Courts and Domestic Violence

I found an interesting article out of Kansas discussing the way domestic violence cases are treated.

Kansas is one of the states that has a law that says if an officer sees evidence of domestic violence they are required to make an arrest. But what happens after that point advocates say can differ from county to county. Prosecutors say that several factors can influence whether a case will go to court. Some of those influences are the back and forth nature of the relationships, the ‘potential’ for intimidation of the victim, and a law that requires police to make arrests whether the case is strong enough to prosecute or not.

Records show that in 2005 in Douglas County there were more than 300 arrests made for domestic battery. Only 146 of those cases made it to court. Of those 146 cases about 1/3 ended up being dismissed. One prosecutor said that there must be something wrong with that number, as he has already filed almost that many in the first 6 mos. of this year.
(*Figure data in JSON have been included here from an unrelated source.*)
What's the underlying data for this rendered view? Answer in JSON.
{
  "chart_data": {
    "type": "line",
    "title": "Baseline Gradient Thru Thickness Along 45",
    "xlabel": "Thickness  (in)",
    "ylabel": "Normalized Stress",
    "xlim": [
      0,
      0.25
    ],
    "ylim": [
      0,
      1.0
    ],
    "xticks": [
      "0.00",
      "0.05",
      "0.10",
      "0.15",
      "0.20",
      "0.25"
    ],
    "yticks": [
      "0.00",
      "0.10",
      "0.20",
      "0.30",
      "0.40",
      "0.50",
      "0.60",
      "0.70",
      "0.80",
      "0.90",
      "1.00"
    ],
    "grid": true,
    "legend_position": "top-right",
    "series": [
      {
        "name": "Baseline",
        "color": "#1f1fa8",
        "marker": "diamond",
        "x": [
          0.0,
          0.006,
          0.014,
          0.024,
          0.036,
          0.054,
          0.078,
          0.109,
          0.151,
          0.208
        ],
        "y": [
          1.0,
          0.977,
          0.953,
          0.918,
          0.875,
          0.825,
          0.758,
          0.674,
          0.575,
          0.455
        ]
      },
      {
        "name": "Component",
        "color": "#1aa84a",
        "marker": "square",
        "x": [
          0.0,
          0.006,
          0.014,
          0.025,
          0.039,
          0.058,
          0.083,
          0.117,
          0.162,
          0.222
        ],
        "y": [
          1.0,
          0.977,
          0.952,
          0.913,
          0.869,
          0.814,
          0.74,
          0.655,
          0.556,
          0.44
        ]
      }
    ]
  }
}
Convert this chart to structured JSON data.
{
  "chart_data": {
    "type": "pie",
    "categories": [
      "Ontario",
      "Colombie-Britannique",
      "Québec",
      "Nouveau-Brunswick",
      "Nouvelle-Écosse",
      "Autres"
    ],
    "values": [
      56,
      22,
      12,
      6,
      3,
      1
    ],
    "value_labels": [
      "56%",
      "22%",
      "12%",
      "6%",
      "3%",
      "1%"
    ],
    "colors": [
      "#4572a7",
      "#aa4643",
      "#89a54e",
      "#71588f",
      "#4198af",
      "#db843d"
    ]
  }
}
At least one advocate indicated that she felt that some areas were still treating DV as a relationship issue that needed to be dealt with privately and more of an interpersonal issue than crime. At least one prosecutor has admitted that they may not be adept at handling these types of cases yet, and that part of the problem may be that the traditional courts are not set up to deal with these types of issues but that some areas have set up domestic violence courts.  And at least one prosecutor made this statement:  “There are cases where we will see that it is in the best interests of the state and the victim to not proceed with the case — that there have been enough remedial measures put into place that we feel it isn’t appropriate to go forward,” he said. “If you look at property crime or other person crimes, you’re not dealing with an ongoing relationship of people. … If the continued prosecution of the matter has the effect of destroying a good or a viable relationship that somebody made mistakes during, that’s contrary to our goals.”

Although this article is out of Kansas, I am not really pointing at any one state or county. Many states and counties in the country have the problems and issues.

Many places have attempted to resolve the problems by setting up special courts to deal with domestic violence cases. Domestic violence courts are able to work with the victims closer, and often are better at involving the domestic violence agencies. And by specializing they become more acclimated to the special needs and issues in a domestic violence case. But not all areas have the means for a special court. I believe some areas may solve that by providing an advocate to go to court with the victims. But in some areas that is left up to the domestic violence agencies- and they don’t always give referrals to the domestic violence agencies or stress the need for it.

Still in my opinion, if a prosecutor is going to make a judgement on whether or not to prosecute a case or a judge is going to sit in judgement on a case- whether it is domestic violence or my other pet peeve- sexual abuse- you would think they would make the effort to educate themselves about the issues involved. They are specialized crimes, and they do have special issues that need to be addressed…. in court as well as in the community and with law enforcement

It is an excellent article and I encourage everyone to read it.



  1. wendy said,

    September 1, 2006 at 2:38 am

    See now there’s the problem, folks. Let’s all pretend that we’re a society with zero tolerance for domestic violence and in some areas even go as far as to establish dedicated domestic violence courtrooms. However, let’s not bother to train anyone or heaven forbid, do I dare suggest that a prosecutor or Judge presiding in a domestic violence court take some initiative and educate themselves on the issue.

    I find it mind blowing that the gentleman in the artice didn’t hesitate to make such and ignorant statement such as proceeding with the case could potentially hurt a relationship that otherwise would be okay except for one indiscretion, so to speak. This person really needs some education and training and the DA’s office over there might want to see to it that the education occurs ASAP.

  2. September 1, 2006 at 7:26 am

    They don’t seem to get the message do they? Usually there has been one or more incidents of abuse prior to police being called. And that if handled correctly the first time, it could prevent any further abuse. If they lost control once, then they could likely benefit with some anger management/domestic violence counseling to help learn to get back into control. But if they feel they got by with it once, they are more likely to do it again.